Je kunt Neo Rauch gemakkelijk verwijten dat hij koketteert met zijn DDR-verleden, dat hij retro combineert met ostalgie. Maar hij doet dat binnen een traditie die niets met het socialistisch realisme te maken heeft. Hij sluit zich aan bij het surrealisme uit de jaren twintig en dertig. Zijn voorstellingen zijn bewust fragmentarisch, een soort geschilderde collages, tonen een gebroken spiegel. Terwijl de traditionele historieschilderkunst ons een ongebroken spiegel laat zien waarin één Verhaal, één Boodschap naar voren komt, weet je bij Rauch niet wat hij ons wil zeggen.
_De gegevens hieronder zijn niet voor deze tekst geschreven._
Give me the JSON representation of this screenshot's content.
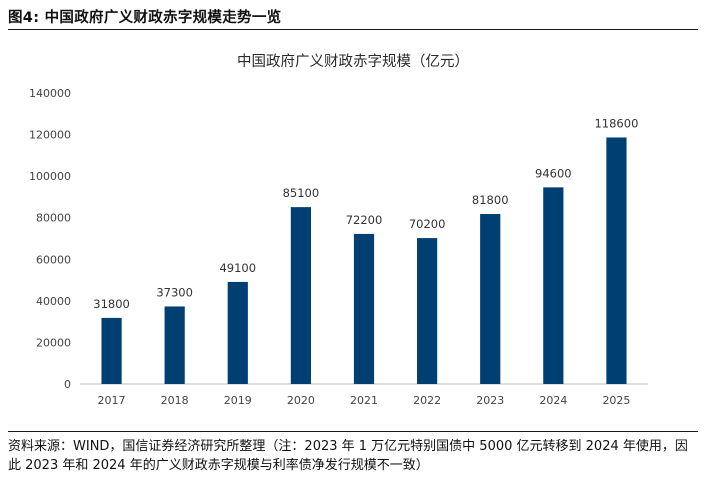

Gelaagdheid lijkt in de hedendaagse kunst een voorwaarde te zijn geworden en dat heeft alles te maken met het postmodernisme dat sterk geneigd is om eenduidigheid af te wijzen en meerduidigheid omarmt. Voorstellingen die kant noch wal raken, kunnen zo met allerhande verschillende interpretaties “diepte” krijgen. Staat er een guillotine op het schilderij (wat bij Neo Rauch vaker voorkomt) dan ontlokt dat allerlei soorten interpretaties die kunnen variëren van historische interpretaties tot interpretaties in het veld van de persoonlijke mythologie (zoals de stoomtrein in het werk van Giorgio de Chirico). Trekt Neo Rauch nu bewust een rookgordijn op waarin ieder zijn eigen demonen en idolen ziet opdoemen of zit er toch nog iets achter deze rook?

Trekt Neo Rauch nu bewust een rookgordijn op waarin ieder zijn eigen demonen en idolen ziet opdoemen of zit er toch nog iets achter deze rook?

Acht jaar geleden was in het Drents Museum in Assen de tentoonstelling Realisme uit Leipzig – Drie generaties Leipziger Schule te zien. Op dit moment loopt in Museum De Fundatie in Zwolle (tot 14 mei 2017) de tentoonstelling Werner Tübke – meesterschilder tussen Oost en West. Werner Tübke (1929-2004) behoort tot de eerste generatie van deze school. Neo Rauch (1960) is van derde generatie die de zogenaamde Neue Leipziger Schule genoemd wordt.